Logbook
College Station, USA
9 March 2020
In collaboration University of Texas Insitute, College Station
with the co-chief scientist for IODP-ICPD Expedition 364
drilling the Chicxuclub Impact Crater
Sean S.Gulick
Chief operator Victor Zébo
Production Eva Albarran & Co and Galerie Albarran Bourdais
And with the support of the curator Marion Vasseur Raluy

Witness to the disaster
How to bear witness to something unexperienced, for example, because it happened many million years ago? The work of Angelika Markul aims at this impossible task. She wants to bear witness to the unexperienced. Moreover, she does it by creating, in a way procuring, experience of another kind. She always reaches out towards traces of events, goes to the places where she can find them, collect them, and inquire into them.
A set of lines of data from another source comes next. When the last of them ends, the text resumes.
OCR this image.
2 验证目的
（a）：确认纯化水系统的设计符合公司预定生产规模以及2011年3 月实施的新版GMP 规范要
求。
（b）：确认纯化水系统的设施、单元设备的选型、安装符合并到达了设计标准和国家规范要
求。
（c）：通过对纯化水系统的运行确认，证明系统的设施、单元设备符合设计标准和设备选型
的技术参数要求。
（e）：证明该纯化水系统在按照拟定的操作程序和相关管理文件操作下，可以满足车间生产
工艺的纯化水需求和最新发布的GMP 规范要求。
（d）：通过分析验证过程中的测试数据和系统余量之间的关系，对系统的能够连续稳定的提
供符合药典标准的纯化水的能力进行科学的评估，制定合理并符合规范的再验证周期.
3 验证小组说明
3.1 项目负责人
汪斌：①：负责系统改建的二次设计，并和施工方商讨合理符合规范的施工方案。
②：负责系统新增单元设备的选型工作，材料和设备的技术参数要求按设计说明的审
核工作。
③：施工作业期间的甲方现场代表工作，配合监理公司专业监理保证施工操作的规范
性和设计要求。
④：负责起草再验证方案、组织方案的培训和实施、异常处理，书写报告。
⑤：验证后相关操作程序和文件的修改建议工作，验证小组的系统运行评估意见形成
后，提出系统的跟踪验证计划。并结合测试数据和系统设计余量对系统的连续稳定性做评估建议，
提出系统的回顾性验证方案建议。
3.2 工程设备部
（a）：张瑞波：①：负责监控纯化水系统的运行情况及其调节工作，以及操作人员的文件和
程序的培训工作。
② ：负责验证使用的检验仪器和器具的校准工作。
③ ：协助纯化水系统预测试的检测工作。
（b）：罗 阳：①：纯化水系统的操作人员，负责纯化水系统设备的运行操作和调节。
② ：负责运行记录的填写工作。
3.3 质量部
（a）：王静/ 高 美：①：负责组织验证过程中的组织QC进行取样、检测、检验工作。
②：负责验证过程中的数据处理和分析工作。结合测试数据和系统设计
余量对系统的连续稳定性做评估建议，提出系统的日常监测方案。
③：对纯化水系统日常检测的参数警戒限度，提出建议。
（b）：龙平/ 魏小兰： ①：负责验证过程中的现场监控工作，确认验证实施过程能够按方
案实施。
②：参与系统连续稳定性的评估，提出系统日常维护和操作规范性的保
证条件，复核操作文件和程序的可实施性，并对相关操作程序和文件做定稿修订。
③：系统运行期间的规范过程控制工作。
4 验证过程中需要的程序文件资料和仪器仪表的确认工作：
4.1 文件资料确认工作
And then, through a complex process of transcription, she creates the witness that testifies with a kind of aesthetic experience. Such is the case now. She goes to the place where a register is kept, or a particular script, or a book of extinction. As if she wanted to bear witness to the extinction itself. The script she reaches is highly encrypted in layers of sediments, and it bears traces of an extreme event. About 66 million years ago, an asteroid hit Earth, causing the annihilation of 75% or more of species, dinosaurs among them (the Cretaceous-Paleogene mass extinction). A geological expedition has been sent to the impact site to drill into the seafloor to the depth of 1335 m in order to extract a core containing geological evidence. The history of the impact and the disaster it caused is inscribed onto the core, forming a material testimony. The artist transcribes without decrypting, a witness that can be borne due to the artistic technique she employs. It is the scientists who want to decipher this script (as they already have) but not the artist. She investigates the traces with her own technique to transform them into other traces – those of a unique aesthetic experience. It allows us to encounter the event by getting in touch with the artwork.